Definitivamente, não era o lugar mais hospitaleiro do mundo, pensou Paloma, enquanto esfregava a perna recém-arranhada por um cacto de espinhos brancos.

Ainda assim, havia uma beleza estranha naquele cenário inóspito.

O sertão tinha seu próprio encanto: rude, silencioso, quase místico. As cores iam do ocre ao âmbar, passando pelos vermelhos queimados, amarelos secos, marrons desbotados. No meio de tudo, os cactos prateados dominavam a paisagem, belos e perigosos, como animais de guarda.

Em alguns pontos erguiam-se juazeiros e alguns embuzeiros magníficos, com troncos retorcidos e galhos curvados. Por um instante, imaginou-se subindo num deles para colher aquelas frutinhas esverdeadas.

Tirou uma foto.

Sabia que era melhor voltar. As rochas pareciam mais distantes do que nunca. O sertão era traiçoeiro e distorcia a noção de espaço com suas paisagens repetidas. Mas agora que tinha vindo até ali, não queria desistir. E o pôr do sol prometia ser ainda mais espetacular do que imaginava.

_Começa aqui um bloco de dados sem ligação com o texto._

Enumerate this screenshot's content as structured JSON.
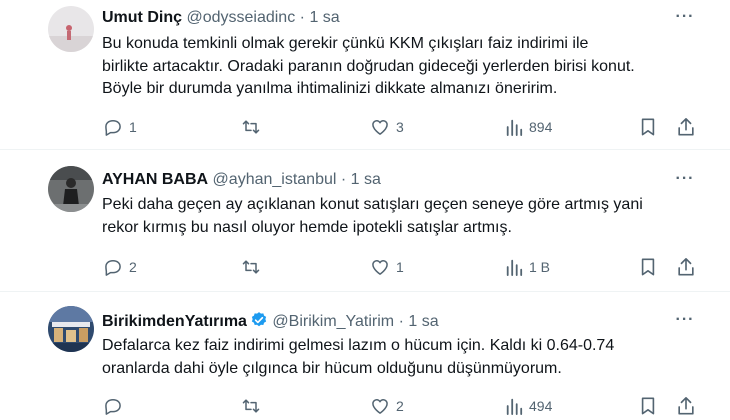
{
  "tweets": [
    {
      "name": "Umut Dinç",
      "handle": "@odysseiadinc",
      "dot": "·",
      "time": "1 sa",
      "more": "···",
      "verified": false,
      "lines": [
        "Bu konuda temkinli olmak gerekir çünkü KKM çıkışları faiz indirimi ile",
        "birlikte artacaktır. Oradaki paranın doğrudan gideceği yerlerden birisi konut.",
        "Böyle bir durumda yanılma ihtimalinizi dikkate almanızı öneririm."
      ],
      "replies": "1",
      "retweets": "",
      "likes": "3",
      "views": "894"
    },
    {
      "name": "AYHAN BABA",
      "handle": "@ayhan_istanbul",
      "dot": "·",
      "time": "1 sa",
      "more": "···",
      "verified": false,
      "lines": [
        "Peki daha geçen ay açıklanan konut satışları geçen seneye göre artmış yani",
        "rekor kırmış bu nasıl oluyor hemde ipotekli satışlar artmış."
      ],
      "replies": "2",
      "retweets": "",
      "likes": "1",
      "views": "1 B"
    },
    {
      "name": "BirikimdenYatırıma",
      "handle": "@Birikim_Yatirim",
      "dot": "·",
      "time": "1 sa",
      "more": "···",
      "verified": true,
      "lines": [
        "Defalarca kez faiz indirimi gelmesi lazım o hücum için. Kaldı ki 0.64-0.74",
        "oranlarda dahi öyle çılgınca bir hücum olduğunu düşünmüyorum."
      ],
      "replies": "",
      "retweets": "",
      "likes": "2",
      "views": "494"
    }
  ],
  "colors": {
    "text": "#0f1419",
    "secondary": "#536471",
    "verified": "#1d9bf0",
    "divider": "#eff3f4"
  },
  "icons": [
    "reply-icon",
    "retweet-icon",
    "like-icon",
    "views-icon",
    "bookmark-icon",
    "share-icon",
    "more-icon",
    "verified-icon"
  ]
}
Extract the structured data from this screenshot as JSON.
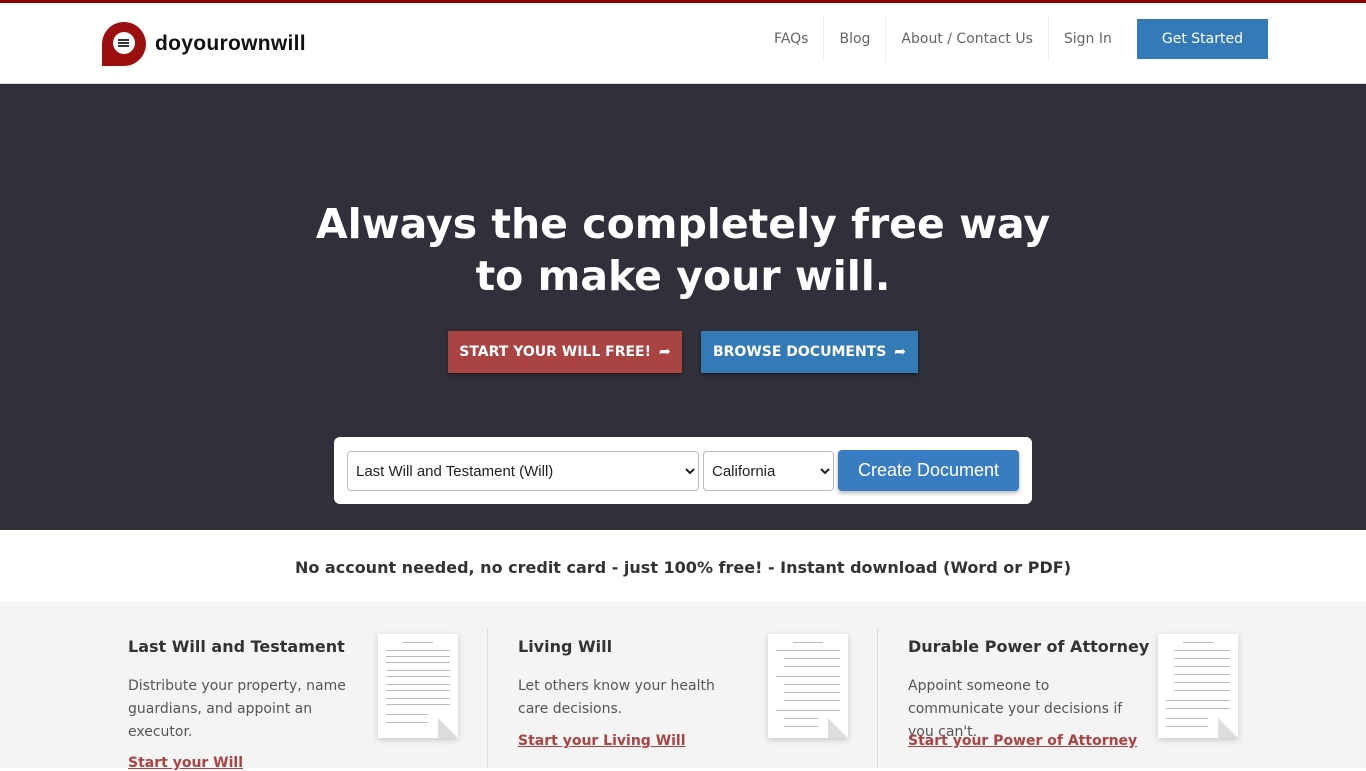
{
  "brand": {
    "name": "doyourownwill",
    "color": "#9c1010"
  },
  "nav": {
    "items": [
      "FAQs",
      "Blog",
      "About / Contact Us",
      "Sign In"
    ],
    "cta": "Get Started"
  },
  "hero": {
    "title_line1": "Always the completely free way",
    "title_line2": "to make your will.",
    "start_button": "START YOUR WILL FREE!",
    "browse_button": "BROWSE DOCUMENTS",
    "arrow_icon": "share-arrow-icon"
  },
  "form": {
    "document_type": "Last Will and Testament (Will)",
    "state": "California",
    "create_button": "Create Document"
  },
  "tagline": "No account needed, no credit card - just 100% free! - Instant download (Word or PDF)",
  "cards": [
    {
      "title": "Last Will and Testament",
      "desc": "Distribute your property, name guardians, and appoint an executor.",
      "link": "Start your Will"
    },
    {
      "title": "Living Will",
      "desc": "Let others know your health care decisions.",
      "link": "Start your Living Will"
    },
    {
      "title": "Durable Power of Attorney",
      "desc": "Appoint someone to communicate your decisions if you can't.",
      "link": "Start your Power of Attorney"
    }
  ]
}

O horizonte queimava em tons de vermelho e dourado, como se o céu estivesse em chamas, num ritual antigo e sagrado.

Enfim, chegou à pedra. Era uma rocha enorme, áspera, com a superfície irregular. E, mais uma vez, o agreste a enganara: o topo era muito mais alto do que parecia lá de baixo. O casebre, à distância, parecia uma miniatura esquecida no meio do nada.

Sem perder tempo, ergueu a câmera e começou a fotografar: uma, duas, três vezes.

A primeira foto começou a se revelar. Paloma a segurou com cuidado, entre os dedos, mas se decepcionou. As cores estavam ali, sim, mas o enquadramento não tinha funcionado. A segunda estava borrada e provavelmente ela se mexera na hora do clique. A terceira era a melhor, mas ainda assim, não fazia justiça ao que seus olhos viam.

Se ao menos seu celular tivesse uma boa câmera...

Foi nesse momento que sentiu algo estranho. Uma sensação incômoda, como se estivesse sendo observada.

Olhou em volta, desconfiada. O silêncio era total, mas agora ela se dava conta de como estava sozinha, exposta, naquele lugar isolado.

Primeiro viu a luneta, armada sobre um tripé. Era sofisticada e bem equipada e estava parcialmente escondida atrás de um arbusto. Se ela não estivesse tão entretida com as próprias fotos, já a teria visto antes. Mas quem...

Foi então que o viu.

César Monteiro.

Estava encostado numa pedra, sem camisa, os braços cruzados sobre o peito largo. Os ombros musculosos desciam até uma cintura firme, esguia. Os quadris estreitos e as coxas fortes completavam a figura impressionante. À luz dourada do pôr do sol, parecia uma estátua de bronze; um deus pagão da virilidade esculpido pela própria natureza.

Paloma engoliu em seco, sentindo o coração acelerar. Levantou os olhos até o rosto dele. Havia algo de provocador naquele sorriso contido, quase debochado. O cabelo acobreado brilhava sob o sol, como se ele próprio fizesse parte daquele cenário quente, intenso, quase sobrenatural.

Um demônio do deserto, cintilando contra o céu em chamas.

— Sabia que a gente ia se encontrar de novo — disse ele, com a voz baixa e segura, — mas não imaginei que fosse tão cedo.